These really are two separate projects. One edible, one practical. They have nothing to do with each other, except that they both require a boiling water bath and a mason jar or two. So if you have some free time on a weekend, you can kill the proverbial birds with one stone.
So start your boiling water bath (BWB). You can make do with what you have – make a rack out of tin foil to keep the jars off the bottom of the pot – but it really is worth investing in a canner with a rack. Ball even makes a stainless steel canner, though its not cheap. (Hint: Check eBay or Froogle for deals!) Once I fill it with cold water, cover and turn the heat to high, I start both the spoon oil and the tomato jam/other waterbath canned product of your choice.
First, the spoon oil. Taken from FIJ and 3191 Miles Apart. Add a 1/4 lb of beeswax to a mason jar in your canner so that it begins to melt as the water heats. The jar needs to be above the waterline – so having a rack helps here.
Once the beeswax begins to melt, Marisa and Stephanie suggest heating the mineral oil in another jar before adding it to the beeswax. I did, but looking back on it all it really did was dirty another jar. In the next batch, I might just mix them together from the beginning.
I had the hardest time finding mineral oil, until I went to the local pharmacy. Both Walgreens and CVS have it in the back – just ask someone to help you find it before you spend a ton of time hunting. And don’t ask someone at the grocery store, unless you really feel like sending the employee on a wild goose chase.
Anyway, warm the mineral oil alone or with the beeswax, until it forms a lovely clear yellow liquid. Once it cools, you can lay out all of the wooden implements in need of some TLC. As you can see, we had quite a few of them. When its cooled, let a thin coating of spoon oil soak into your wooden stuff for an hour or so (enough time to make and can tomato jam perhaps?) and then rub dry with a kitchen towel.
While the spoon oil is cooling, I start the jam of choice. This time, I wanted to make another batch of tomato jam. Make sure to use a non-reactive pot – I use an enameled dutch oven – whenever you cook tomatoes. I made my first batch with fresh paste tomatoes this summer – tomatoes were crazy here – and then made another batch with frozen heirloom tomatoes from 18th Century Purity Farms purchased at CRFM. In February. Reason #212372191 why I am a farmer’s market junkie.
Adapted from Food in Jars’ Tomato Jam
5 pounds tomatoes, finely chopped – seeds, skins and all!
2 cups dark brown sugar
1 cup pure cane sugar or turbinado sugar
8 tablespoons lime juice (Bottled – Marisa explains why)
2 teaspoons freshly grated ginger – no powder please!
1 teaspoon cinnamon
1/2 teaspoon nutmeg
1/2 teaspoon ground cloves
1 tablespoon salt
1 tablespoon red chili flakes
1 tablespoon fresh diced red chile
Combine everything in a non-reactive pot.
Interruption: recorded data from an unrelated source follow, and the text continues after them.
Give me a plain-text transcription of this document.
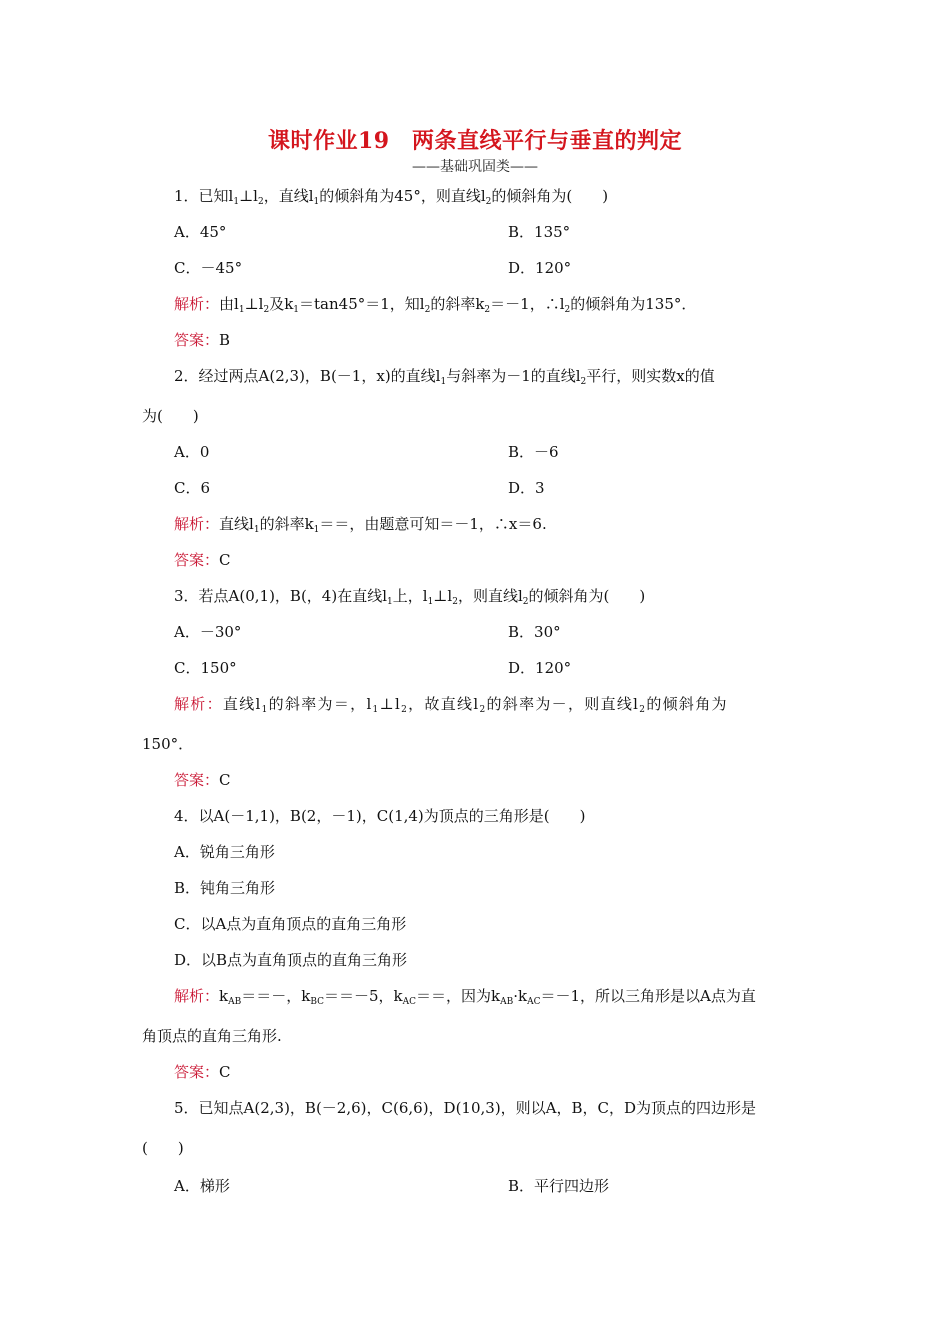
课时作业19　两条直线平行与垂直的判定
——基础巩固类——
1．已知$l_1\perp l_2$，直线$l_1$的倾斜角为45°，则直线$l_2$的倾斜角为(　　)
A．45°	B．135°
C．－45°	D．120°
解析：由$l_1\perp l_2$及$k_1=\tan 45^\circ=1$，知$l_2$的斜率$k_2=-1$，$\therefore l_2$的倾斜角为135°．
答案：B
2．经过两点A(2,3)，B(－1，x)的直线$l_1$与斜率为－1的直线$l_2$平行，则实数x的值
为(　　)
A．0	B．－6
C．6	D．3
解析：直线$l_1$的斜率$k_1==$，由题意可知＝－1，∴x＝6.
答案：C
3．若点A(0,1)，B(，4)在直线$l_1$上，$l_1\perp l_2$，则直线$l_2$的倾斜角为(　　)
A．－30°	B．30°
C．150°	D．120°
解析：直线$l_1$的斜率为＝，$l_1\perp l_2$，故直线$l_2$的斜率为－，则直线$l_2$的倾斜角为
150°．
答案：C
4．以A(－1,1)，B(2，－1)，C(1,4)为顶点的三角形是(　　)
A．锐角三角形
B．钝角三角形
C．以A点为直角顶点的直角三角形
D．以B点为直角顶点的直角三角形
解析：$k_{AB}==-$，$k_{BC}==-5$，$k_{AC}==$，因为$k_{AB}\cdot k_{AC}=-1$，所以三角形是以A点为直
角顶点的直角三角形.
答案：C
5．已知点A(2,3)，B(－2,6)，C(6,6)，D(10,3)，则以A，B，C，D为顶点的四边形是
(　　)
A．梯形	B．平行四边形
Cook over low heat – be careful, with all that sugar it will burn! Marisa recommends 1-1 1/2 hours, but I usually end up letting it go around 2 hours. Stir every 10 minutes or so, until it reaches desired consistency. I use equal parts dried and fresh chile – add more if you like more of a kick.
When it is almost ready prepare your jars, lids and rings. When it has cooked down to your liking, remove from heat and fill jars, leaving 1/4 inch of head space. Wipe rims, apply lids and twist on rings. Process in a boiling water canner for 20 minutes. I always have some leftover, which goes into an unprocessed jar in the fridge for me.
After 20 minutes, remove jars from water bath and allow them to cool. Sometimes, I turn the heat off in the canner and let the jars cool in there. When jars are cool enough to handle, test seals. You should be able to pick up a jar by its lid only. Store jars in a cool, dark place for up to one year – if they last that long…
1. Serve with sharp cheese and crackers. Its great to bring to a party, since its most people don’t equate tomatoes with jam. Remember though – its fairly sweet – so pair accordingly.
2. I think it would be equally delicious or in a grilled cheese sandwich with whole grain bread.
3. I might have future plans for it as the base of a tomato, thyme and gruyere tart.